As emotional beings we need to excavate our fragility, our vulnerability. A sculpture can be a temple, a play area, a structure.
Gagosian is pleased to present The Ridge, an exhibition of sculpture and paintings on canvas by Thomas Houseago. This is his first exhibition with the gallery in his hometown of Los Angeles.
The title of the exhibition derives from Houseago’s childhood memory of a rocky pass in Leeds, England, known locally as “The Ridge,” where a man-made stone wall runs along the upper edge of a steep natural stone ridge. With the stone wall of the adjacent estate, this creates a narrow footpath or ginnel, blocking the drop beyond the ridge and the sightlines within the pass. Houseago’s recollection of this place is as much about a sense of peril and rite of passage as the actual physical experience.

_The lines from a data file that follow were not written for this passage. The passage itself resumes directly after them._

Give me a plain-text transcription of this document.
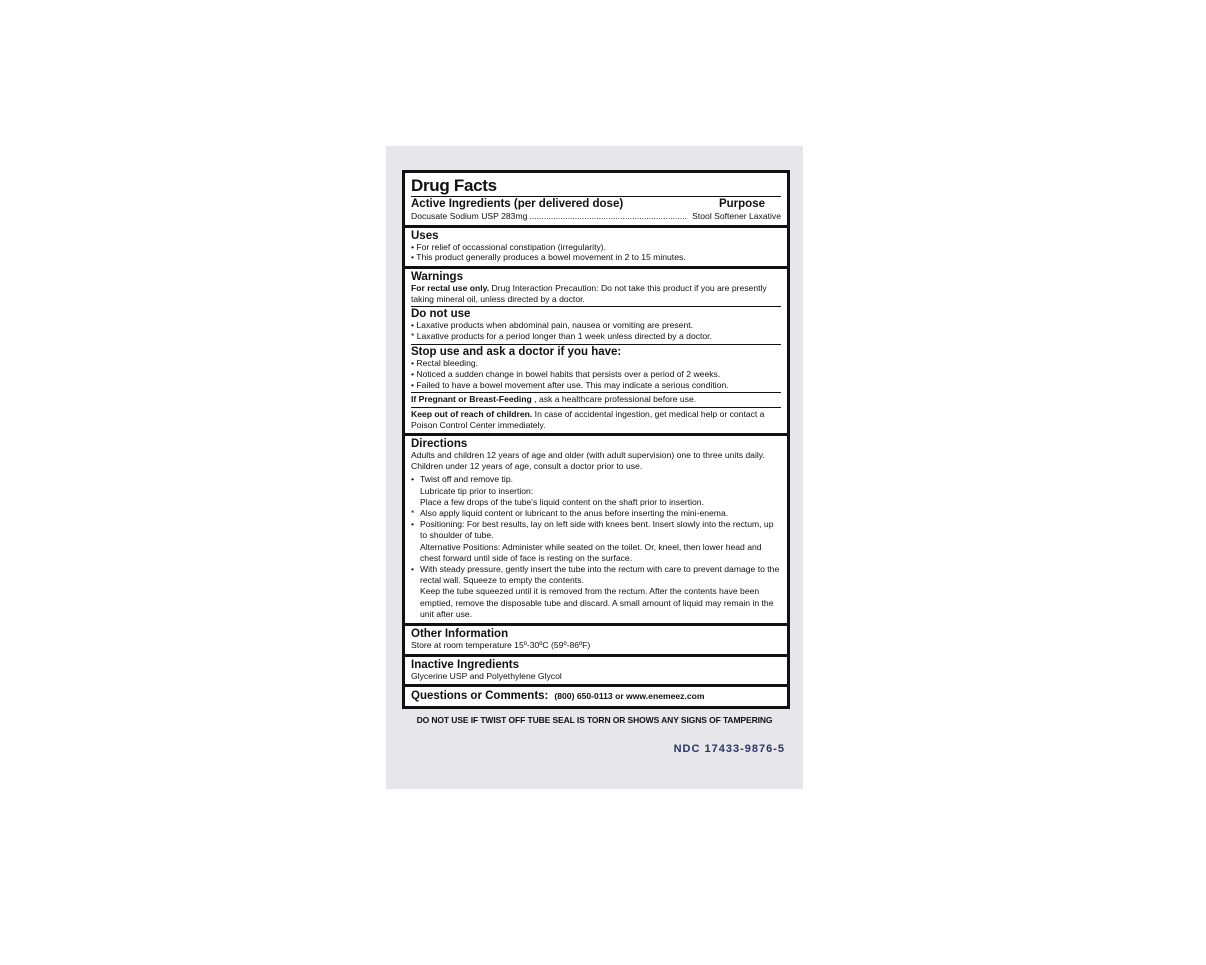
Drug Facts
Active Ingredients (per delivered dose)	Purpose
Docusate Sodium USP 283mg .................................................................. Stool Softener Laxative
Uses
• For relief of occassional constipation (irregularity).
• This product generally produces a bowel movement in 2 to 15 minutes.
Warnings
For rectal use only. Drug Interaction Precaution: Do not take this product if you are presently taking mineral oil, unless directed by a doctor.
Do not use
• Laxative products when abdominal pain, nausea or vomiting are present.
* Laxative products for a period longer than 1 week unless directed by a doctor.
Stop use and ask a doctor if you have:
• Rectal bleeding.
• Noticed a sudden change in bowel habits that persists over a period of 2 weeks.
• Failed to have a bowel movement after use. This may indicate a serious condition.
If Pregnant or Breast-Feeding , ask a healthcare professional before use.
Keep out of reach of children. In case of accidental ingestion, get medical help or contact a Poison Control Center immediately.
Directions
Adults and children 12 years of age and older (with adult supervision) one to three units daily. Children under 12 years of age, consult a doctor prior to use.
• Twist off and remove tip.
Lubricate tip prior to insertion:
Place a few drops of the tube's liquid content on the shaft prior to insertion.
* Also apply liquid content or lubricant to the anus before inserting the mini-enema.
• Positioning: For best results, lay on left side with knees bent. Insert slowly into the rectum, up to shoulder of tube.
Alternative Positions: Administer while seated on the toilet. Or, kneel, then lower head and chest forward until side of face is resting on the surface.
• With steady pressure, gently insert the tube into the rectum with care to prevent damage to the rectal wall. Squeeze to empty the contents.
Keep the tube squeezed until it is removed from the rectum. After the contents have been emptied, remove the disposable tube and discard. A small amount of liquid may remain in the unit after use.
Other Information
Store at room temperature 15º-30ºC (59º-86ºF)
Inactive Ingredients
Glycerine USP and Polyethylene Glycol
Questions or Comments: (800) 650-0113 or www.enemeez.com
DO NOT USE IF TWIST OFF TUBE SEAL IS TORN OR SHOWS ANY SIGNS OF TAMPERING
NDC 17433-9876-5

The first element of the exhibition is a sculpted screen twelve feet in height made of cast plaster and rebar. Like previous works such as Masks (Pentagon) (2015), which consisted of five huge sculpted masks forming a chamber open to the sky, Open Wall (Beautiful Wall) (2016) resembles a pagan edifice or archaic ruin, more than a functional wall. The Z-shaped structure of permeable walls, like cellular membranes, divides and creates new spaces that allude to the human body. Beyond this structure, the exhibition continues with a series of geometric and spiral sculptures in white plaster. Within their nuanced abstractions of the human form, the interlocking structures suggest power and vulnerability, as well as masculine and feminine energies. With open, concentric cubic structures, these Nesting Abstracts have a similarly anthropomorphic quality, with loops that undulate against constraining geometry and dense material.
Twelve works on canvas constitute a new series entitled Black Paintings. In a meditative and evocative interplay between two and three dimensions, visages in stark relief are scratched out of thickly applied oil paint. Mining memories of roots, kin, and human relations, Houseago intensifies his investigations of the inspirative human form, and the kinesphere it occupies.